The most interesting category is the Best Foreign Language Picture, considering how varied this category can be. Front-runners for this category are currently the festival favorite of the surreal thriller “Titane” (France) as well as the rising reverence of the drama “Drive My Car” (Japan). One film you may want to keep an eye on is Hungary’s “Post Mortem”, considering that it was nominated for an Oscar by the National Film Institute.
The Best Animated Picture category may have an upset this year. There were some Disney animated films that were released in 2021 with “Raya and the Last Dragon” early in the year and “Encanto” closing out the year. While Encanto has received much praise and is looking to easily gain a nomination, one dark horse to keep an eye on is “The Mitchells versus The Machines”.
This comical sci-fi adventure was released on Netflix early this year but became so revered by critics and audiences alike that it would make a brief trip to the theater for awards consideration. There’s a lot of buzz for this picture and it’s possible that it could gain the nomination and even a win for Best Animated Picture. Be aware, however, that Best Animated Picture also includes foreign-language films such as “Flee” and “My Sunny Maad”. These films are less likely to win given the history of foreign-language animated films in these categories but there could be a surprise.

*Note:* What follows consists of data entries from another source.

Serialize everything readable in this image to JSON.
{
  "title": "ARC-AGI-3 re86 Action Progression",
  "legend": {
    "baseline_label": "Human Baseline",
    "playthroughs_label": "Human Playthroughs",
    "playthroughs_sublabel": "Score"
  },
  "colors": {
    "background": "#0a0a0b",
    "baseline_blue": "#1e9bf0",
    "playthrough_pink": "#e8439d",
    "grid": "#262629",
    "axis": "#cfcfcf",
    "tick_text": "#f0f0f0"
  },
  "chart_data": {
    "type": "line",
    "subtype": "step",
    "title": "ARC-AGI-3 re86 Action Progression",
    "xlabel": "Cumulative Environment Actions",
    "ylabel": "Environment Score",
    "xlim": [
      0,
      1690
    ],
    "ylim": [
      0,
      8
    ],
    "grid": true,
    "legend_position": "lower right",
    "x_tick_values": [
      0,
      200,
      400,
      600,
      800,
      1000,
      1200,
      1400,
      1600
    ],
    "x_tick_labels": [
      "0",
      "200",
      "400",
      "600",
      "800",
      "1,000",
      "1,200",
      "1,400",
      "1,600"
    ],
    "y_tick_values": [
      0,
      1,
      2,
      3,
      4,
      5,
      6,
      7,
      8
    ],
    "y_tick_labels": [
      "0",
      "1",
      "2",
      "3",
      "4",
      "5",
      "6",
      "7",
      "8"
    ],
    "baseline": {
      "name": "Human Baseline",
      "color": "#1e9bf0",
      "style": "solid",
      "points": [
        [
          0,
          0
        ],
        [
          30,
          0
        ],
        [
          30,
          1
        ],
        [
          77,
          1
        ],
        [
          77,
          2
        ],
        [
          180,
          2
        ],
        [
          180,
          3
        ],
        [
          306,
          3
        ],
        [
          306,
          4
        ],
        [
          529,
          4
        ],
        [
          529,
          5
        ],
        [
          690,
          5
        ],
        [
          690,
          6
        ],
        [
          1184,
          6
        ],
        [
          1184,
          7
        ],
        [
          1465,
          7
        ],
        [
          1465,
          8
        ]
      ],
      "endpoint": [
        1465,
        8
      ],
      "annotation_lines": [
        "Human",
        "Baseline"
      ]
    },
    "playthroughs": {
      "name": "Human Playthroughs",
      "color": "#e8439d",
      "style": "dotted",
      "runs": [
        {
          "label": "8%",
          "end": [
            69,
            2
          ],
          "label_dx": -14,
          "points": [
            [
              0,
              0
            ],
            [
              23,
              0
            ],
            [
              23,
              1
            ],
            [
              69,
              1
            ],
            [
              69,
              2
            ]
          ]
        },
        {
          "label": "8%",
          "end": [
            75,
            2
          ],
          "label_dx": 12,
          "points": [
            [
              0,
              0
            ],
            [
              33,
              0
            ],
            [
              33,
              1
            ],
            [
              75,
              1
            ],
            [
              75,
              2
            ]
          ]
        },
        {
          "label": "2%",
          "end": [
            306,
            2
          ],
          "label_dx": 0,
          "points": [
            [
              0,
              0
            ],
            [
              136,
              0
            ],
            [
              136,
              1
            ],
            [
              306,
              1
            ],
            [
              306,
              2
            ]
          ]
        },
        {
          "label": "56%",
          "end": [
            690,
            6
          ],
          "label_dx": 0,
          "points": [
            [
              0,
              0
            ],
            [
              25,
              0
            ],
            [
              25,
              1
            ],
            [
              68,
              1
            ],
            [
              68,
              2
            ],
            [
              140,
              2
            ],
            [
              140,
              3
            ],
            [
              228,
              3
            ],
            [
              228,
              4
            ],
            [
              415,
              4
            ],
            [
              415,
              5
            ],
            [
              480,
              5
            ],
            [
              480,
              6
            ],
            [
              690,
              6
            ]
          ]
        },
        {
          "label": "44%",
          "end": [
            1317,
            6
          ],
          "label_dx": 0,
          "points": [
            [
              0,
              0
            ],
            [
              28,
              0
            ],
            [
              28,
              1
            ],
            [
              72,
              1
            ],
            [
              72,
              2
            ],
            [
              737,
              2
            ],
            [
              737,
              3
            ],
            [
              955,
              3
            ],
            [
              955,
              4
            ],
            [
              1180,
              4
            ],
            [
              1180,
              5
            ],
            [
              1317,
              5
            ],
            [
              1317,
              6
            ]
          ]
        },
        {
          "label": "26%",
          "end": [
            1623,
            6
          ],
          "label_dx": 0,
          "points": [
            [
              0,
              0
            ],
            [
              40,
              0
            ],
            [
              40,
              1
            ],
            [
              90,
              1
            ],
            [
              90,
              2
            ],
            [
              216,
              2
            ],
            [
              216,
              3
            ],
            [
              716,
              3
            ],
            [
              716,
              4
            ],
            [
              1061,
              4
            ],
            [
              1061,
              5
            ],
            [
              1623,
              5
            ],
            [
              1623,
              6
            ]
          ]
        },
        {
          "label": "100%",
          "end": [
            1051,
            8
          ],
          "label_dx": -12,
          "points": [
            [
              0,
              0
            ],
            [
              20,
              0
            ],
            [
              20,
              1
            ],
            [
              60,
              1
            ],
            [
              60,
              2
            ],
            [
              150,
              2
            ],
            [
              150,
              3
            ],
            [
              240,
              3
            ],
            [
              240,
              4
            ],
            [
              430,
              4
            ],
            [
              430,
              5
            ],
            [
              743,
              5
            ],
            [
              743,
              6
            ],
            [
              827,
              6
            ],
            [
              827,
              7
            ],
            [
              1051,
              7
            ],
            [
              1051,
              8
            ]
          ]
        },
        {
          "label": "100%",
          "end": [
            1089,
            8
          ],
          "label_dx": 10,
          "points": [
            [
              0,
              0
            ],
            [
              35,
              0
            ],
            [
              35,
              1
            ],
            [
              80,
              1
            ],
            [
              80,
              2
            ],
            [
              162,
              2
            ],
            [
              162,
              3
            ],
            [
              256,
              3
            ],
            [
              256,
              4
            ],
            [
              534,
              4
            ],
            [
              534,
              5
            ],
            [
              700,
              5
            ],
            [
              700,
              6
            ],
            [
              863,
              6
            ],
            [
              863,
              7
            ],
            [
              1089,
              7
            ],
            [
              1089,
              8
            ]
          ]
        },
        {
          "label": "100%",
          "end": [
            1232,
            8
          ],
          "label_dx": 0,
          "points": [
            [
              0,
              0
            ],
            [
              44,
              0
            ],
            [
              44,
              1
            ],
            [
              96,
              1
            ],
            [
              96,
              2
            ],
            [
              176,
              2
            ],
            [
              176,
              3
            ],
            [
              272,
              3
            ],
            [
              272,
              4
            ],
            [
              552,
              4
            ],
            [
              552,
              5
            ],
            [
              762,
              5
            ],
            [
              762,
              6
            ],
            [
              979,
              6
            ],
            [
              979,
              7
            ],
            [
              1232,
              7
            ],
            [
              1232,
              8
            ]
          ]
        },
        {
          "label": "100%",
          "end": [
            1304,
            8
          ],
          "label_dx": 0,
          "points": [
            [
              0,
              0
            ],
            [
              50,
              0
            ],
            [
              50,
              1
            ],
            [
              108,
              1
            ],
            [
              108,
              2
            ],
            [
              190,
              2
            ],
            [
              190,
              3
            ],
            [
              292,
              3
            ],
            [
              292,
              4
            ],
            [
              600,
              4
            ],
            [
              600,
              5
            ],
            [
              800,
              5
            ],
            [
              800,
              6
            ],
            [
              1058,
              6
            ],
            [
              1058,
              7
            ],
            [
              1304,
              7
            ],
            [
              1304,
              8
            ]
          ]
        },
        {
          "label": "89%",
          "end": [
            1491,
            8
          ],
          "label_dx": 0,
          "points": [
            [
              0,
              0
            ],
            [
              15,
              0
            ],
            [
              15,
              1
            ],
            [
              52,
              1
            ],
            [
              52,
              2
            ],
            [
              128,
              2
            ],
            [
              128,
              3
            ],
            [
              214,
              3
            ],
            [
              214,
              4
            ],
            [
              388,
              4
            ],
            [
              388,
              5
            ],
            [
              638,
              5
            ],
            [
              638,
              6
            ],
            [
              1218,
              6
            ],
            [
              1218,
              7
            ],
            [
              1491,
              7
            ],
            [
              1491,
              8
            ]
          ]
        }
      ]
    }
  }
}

In terms of Best Music and Best Song, there’s some tough competition this year. This is mostly because there are some rising musicals this year with “In The Heights”, “Tick Tick Boom”, “Annette”, and “West Side Story”, all of them containing toe-tapping and memorable songs. It’s a toss-up as to who could win in these categories. We’ll just have to wait and see how the buzz shapes up in the following weeks.
Much of the Oscar nominations will ultimately come down to the campaign and how willing the studios are to push their pictures. Films that have debuted at festivals are sure to become a big draw as well as films released at the end of the year to take advantage of the hype so close to the awards ceremony. Time will ultimately tell but hopefully we’ve given you a good idea of how the competition is shaping up for the 2022 Oscars.